While most people think the internet was built for humans, former Twitter CEO Parag Agrawal believes it’s time to create a version designed specifically for artificial intelligence. His new company, Parallel Web Systems, just raised $30 million to make this vision a reality.
Founded in 2023 after Agrawal’s departure from Twitter, the Palo Alto-based startup quietly assembled a 25-person team with talent from Google, Airbnb, and Waymo. The company focuses on building infrastructure that helps AI agents research information on the web more effectively than current methods allow. Agrawal abruptly fired following Elon Musk’s $44 billion takeover of Twitter in late 2022, which led to his entrepreneurial pivot into AI infrastructure. Their approach exemplifies how combining multiple AI models can enhance accuracy and adaptability in complex tasks.
Founded in 2023, the Palo Alto startup assembled top talent from Google, Airbnb, and Waymo to revolutionize AI web research infrastructure.
The funding round attracted impressive investors including Khosla Ventures, First Round Capital, and Index Ventures. The investment valued the company at $450 million, with plans for a follow-on $100 million round led by Kleiner Perkins and Index Ventures. The strong investor confidence demonstrates the market’s belief in AI infrastructure solutions addressing critical web research limitations.

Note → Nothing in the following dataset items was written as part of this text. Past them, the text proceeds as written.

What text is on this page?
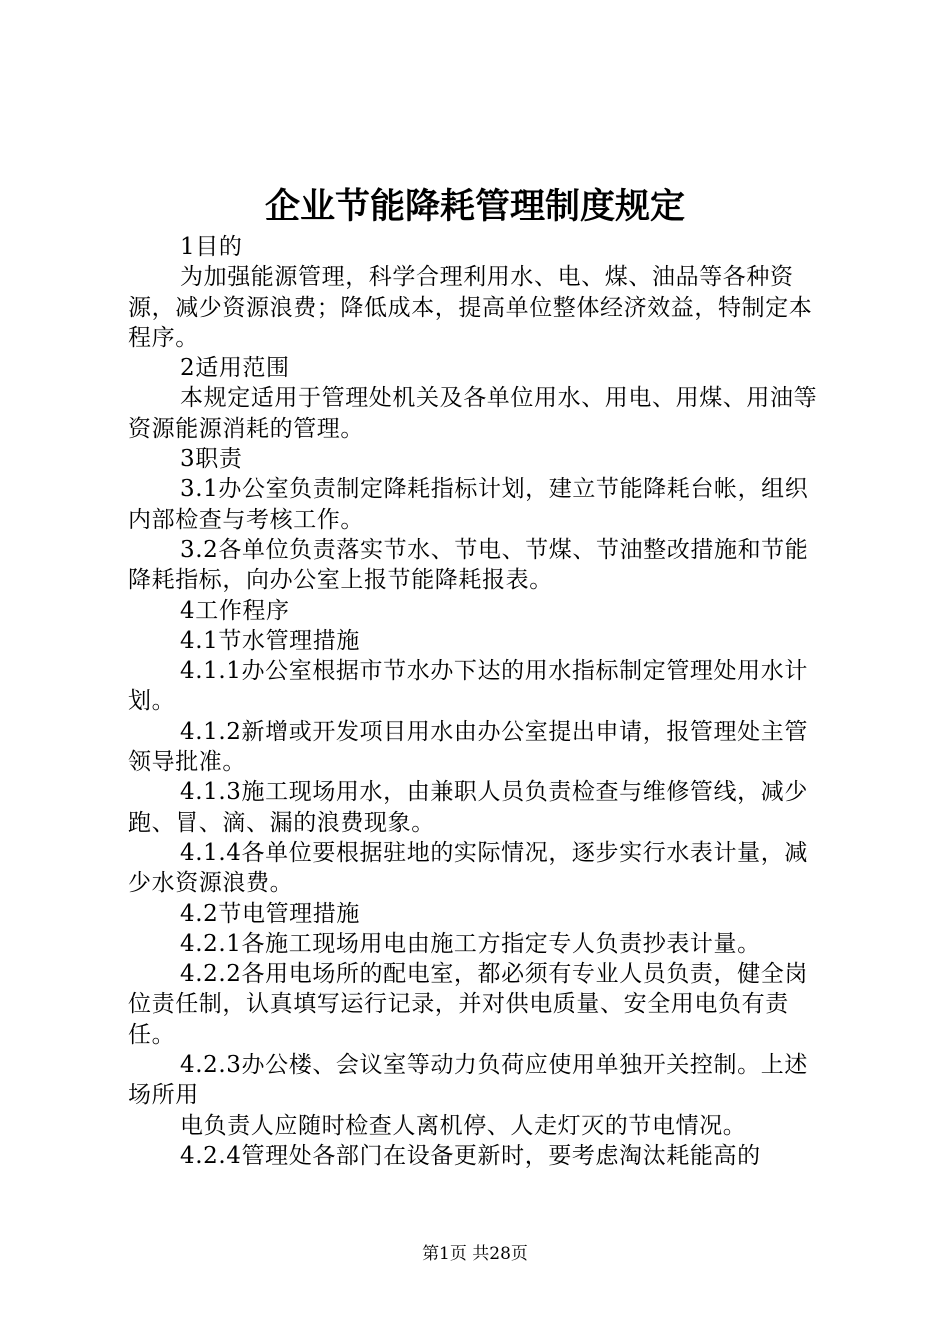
企业节能降耗管理制度规定

1目的

为加强能源管理，科学合理利用水、电、煤、油品等各种资源，减少资源浪费；降低成本，提高单位整体经济效益，特制定本程序。

2适用范围

本规定适用于管理处机关及各单位用水、用电、用煤、用油等资源能源消耗的管理。

3职责

3.1办公室负责制定降耗指标计划，建立节能降耗台帐，组织内部检查与考核工作。

3.2各单位负责落实节水、节电、节煤、节油整改措施和节能降耗指标，向办公室上报节能降耗报表。

4工作程序

4.1节水管理措施

4.1.1办公室根据市节水办下达的用水指标制定管理处用水计划。

4.1.2新增或开发项目用水由办公室提出申请，报管理处主管领导批准。

4.1.3施工现场用水，由兼职人员负责检查与维修管线，减少跑、冒、滴、漏的浪费现象。

4.1.4各单位要根据驻地的实际情况，逐步实行水表计量，减少水资源浪费。

4.2节电管理措施

4.2.1各施工现场用电由施工方指定专人负责抄表计量。

4.2.2各用电场所的配电室，都必须有专业人员负责，健全岗位责任制，认真填写运行记录，并对供电质量、安全用电负有责任。

4.2.3办公楼、会议室等动力负荷应使用单独开关控制。上述场所用

电负责人应随时检查人离机停、人走灯灭的节电情况。

4.2.4管理处各部门在设备更新时，要考虑淘汰耗能高的

第1页 共28页
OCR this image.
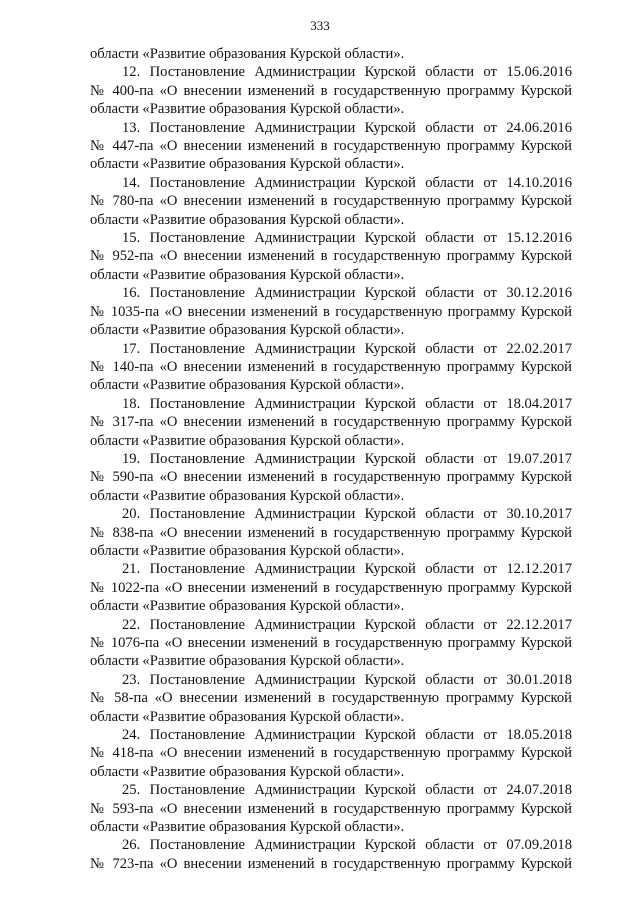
333

области «Развитие образования Курской области».

12. Постановление Администрации Курской области от 15.06.2016
№ 400-па «О внесении изменений в государственную программу Курской
области «Развитие образования Курской области».

13. Постановление Администрации Курской области от 24.06.2016
№ 447-па «О внесении изменений в государственную программу Курской
области «Развитие образования Курской области».

14. Постановление Администрации Курской области от 14.10.2016
№ 780-па «О внесении изменений в государственную программу Курской
области «Развитие образования Курской области».

15. Постановление Администрации Курской области от 15.12.2016
№ 952-па «О внесении изменений в государственную программу Курской
области «Развитие образования Курской области».

16. Постановление Администрации Курской области от 30.12.2016
№ 1035-па «О внесении изменений в государственную программу Курской
области «Развитие образования Курской области».

17. Постановление Администрации Курской области от 22.02.2017
№ 140-па «О внесении изменений в государственную программу Курской
области «Развитие образования Курской области».

18. Постановление Администрации Курской области от 18.04.2017
№ 317-па «О внесении изменений в государственную программу Курской
области «Развитие образования Курской области».

19. Постановление Администрации Курской области от 19.07.2017
№ 590-па «О внесении изменений в государственную программу Курской
области «Развитие образования Курской области».

20. Постановление Администрации Курской области от 30.10.2017
№ 838-па «О внесении изменений в государственную программу Курской
области «Развитие образования Курской области».

21. Постановление Администрации Курской области от 12.12.2017
№ 1022-па «О внесении изменений в государственную программу Курской
области «Развитие образования Курской области».

22. Постановление Администрации Курской области от 22.12.2017
№ 1076-па «О внесении изменений в государственную программу Курской
области «Развитие образования Курской области».

23. Постановление Администрации Курской области от 30.01.2018
№ 58-па «О внесении изменений в государственную программу Курской
области «Развитие образования Курской области».

24. Постановление Администрации Курской области от 18.05.2018
№ 418-па «О внесении изменений в государственную программу Курской
области «Развитие образования Курской области».

25. Постановление Администрации Курской области от 24.07.2018
№ 593-па «О внесении изменений в государственную программу Курской
области «Развитие образования Курской области».

26. Постановление Администрации Курской области от 07.09.2018
№ 723-па «О внесении изменений в государственную программу Курской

Parallel Web Systems develops APIs that enable AI agents to conduct deep web research. Think of it like giving AI systems super-powered search abilities that go far beyond what regular search engines can do. The company built eight specialized research engines, with the fastest delivering results in under one minute and their most advanced system, Ultra8x, taking up to 30 minutes for detailed analysis.
The technology claims impressive results, outperforming GPT-5 in accuracy by 10 to 15 percent on rigorous benchmarks. The platform already processes millions of AI research tasks daily for early adopters, including some of the fastest-growing AI companies.

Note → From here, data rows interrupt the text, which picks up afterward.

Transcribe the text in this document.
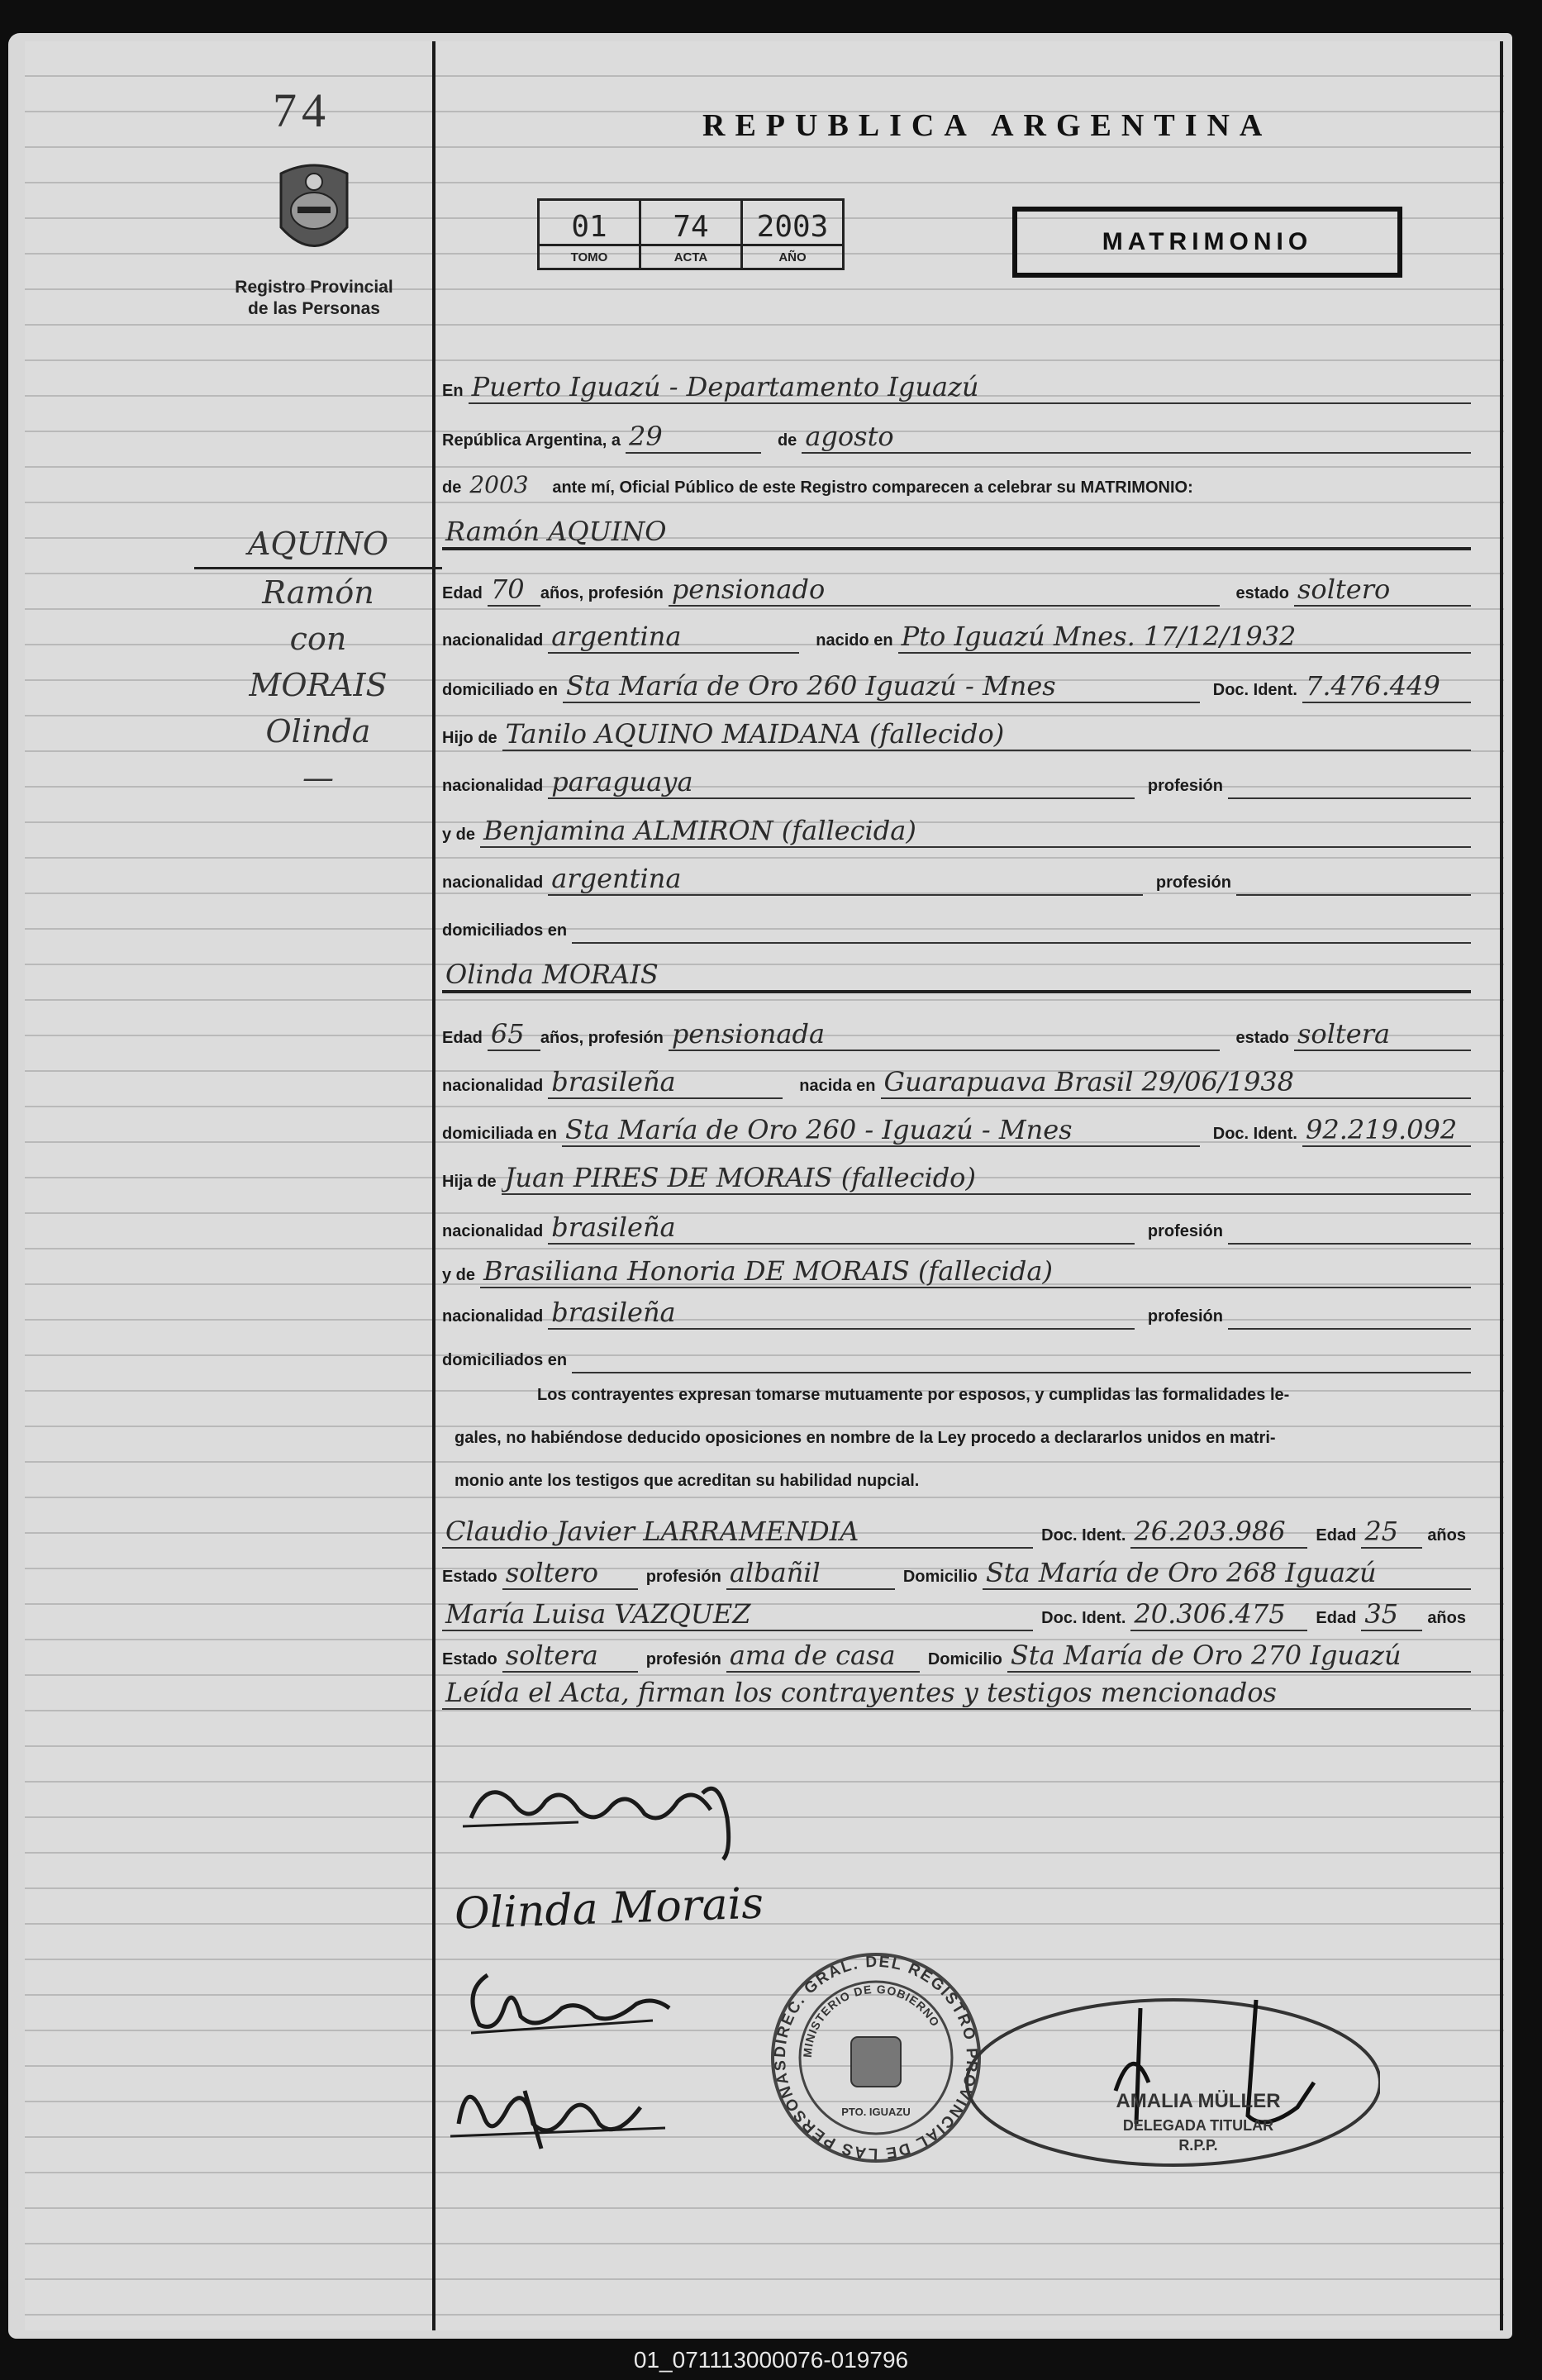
74
Registro Provincial
de las Personas
REPUBLICA ARGENTINA
01	74	2003
TOMO	ACTA	AÑO
MATRIMONIO
AQUINO
Ramón
con
MORAIS
Olinda
—
En Puerto Iguazú - Departamento Iguazú
República Argentina, a 29	de agosto
de 2003	ante mí, Oficial Público de este Registro comparecen a celebrar su MATRIMONIO:
Ramón AQUINO
Edad 70 años, profesión pensionado	estado soltero
nacionalidad argentina	nacido en Pto Iguazú Mnes. 17/12/1932
domiciliado en Sta María de Oro 260 Iguazú - Mnes	Doc. Ident. 7.476.449
Hijo de Tanilo AQUINO MAIDANA (fallecido)
nacionalidad paraguaya	profesión
y de Benjamina ALMIRON (fallecida)
nacionalidad argentina	profesión
domiciliados en
Olinda MORAIS
Edad 65 años, profesión pensionada	estado soltera
nacionalidad brasileña	nacida en Guarapuava Brasil 29/06/1938
domiciliada en Sta María de Oro 260 - Iguazú - Mnes	Doc. Ident. 92.219.092
Hija de Juan PIRES DE MORAIS (fallecido)
nacionalidad brasileña	profesión
y de Brasiliana Honoria DE MORAIS (fallecida)
nacionalidad brasileña	profesión
domiciliados en
Los contrayentes expresan tomarse mutuamente por esposos, y cumplidas las formalidades le-
gales, no habiéndose deducido oposiciones en nombre de la Ley procedo a declararlos unidos en matri-
monio ante los testigos que acreditan su habilidad nupcial.
Claudio Javier LARRAMENDIA	Doc. Ident. 26.203.986	Edad 25	años
Estado soltero	profesión albañil	Domicilio Sta María de Oro 268 Iguazú
María Luisa VAZQUEZ	Doc. Ident. 20.306.475	Edad 35	años
Estado soltera	profesión ama de casa	Domicilio Sta María de Oro 270 Iguazú
Leída el Acta, firman los contrayentes y testigos mencionados
Olinda Morais
DIREC. GRAL. DEL REGISTRO PROVINCIAL DE LAS PERSONAS
MINISTERIO DE GOBIERNO
PTO. IGUAZU	AMALIA MÜLLER
DELEGADA TITULAR
R.P.P.
01_071113000076-019796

Agrawal’s team believes AI will eventually use the web far more than humans do. Current internet infrastructure creates challenges for AI with advertisements, paywalls, and restricted access to information. Their solution aims to create what they call a “programmatic web” that works seamlessly with AI reasoning and computation.
The company serves various use cases, from helping AI coding agents search technical documentation to enabling public companies to automate research workflows. Early results show the system surpasses human-level accuracy in certain research scenarios.
As AI becomes more prevalent in daily operations, Parallel Web Systems positions itself as a pioneer in building the infrastructure that AI agents will need to navigate and understand information effectively. Effective risk management and adaptability remain key as AI-driven systems evolve and integrate into complex environments.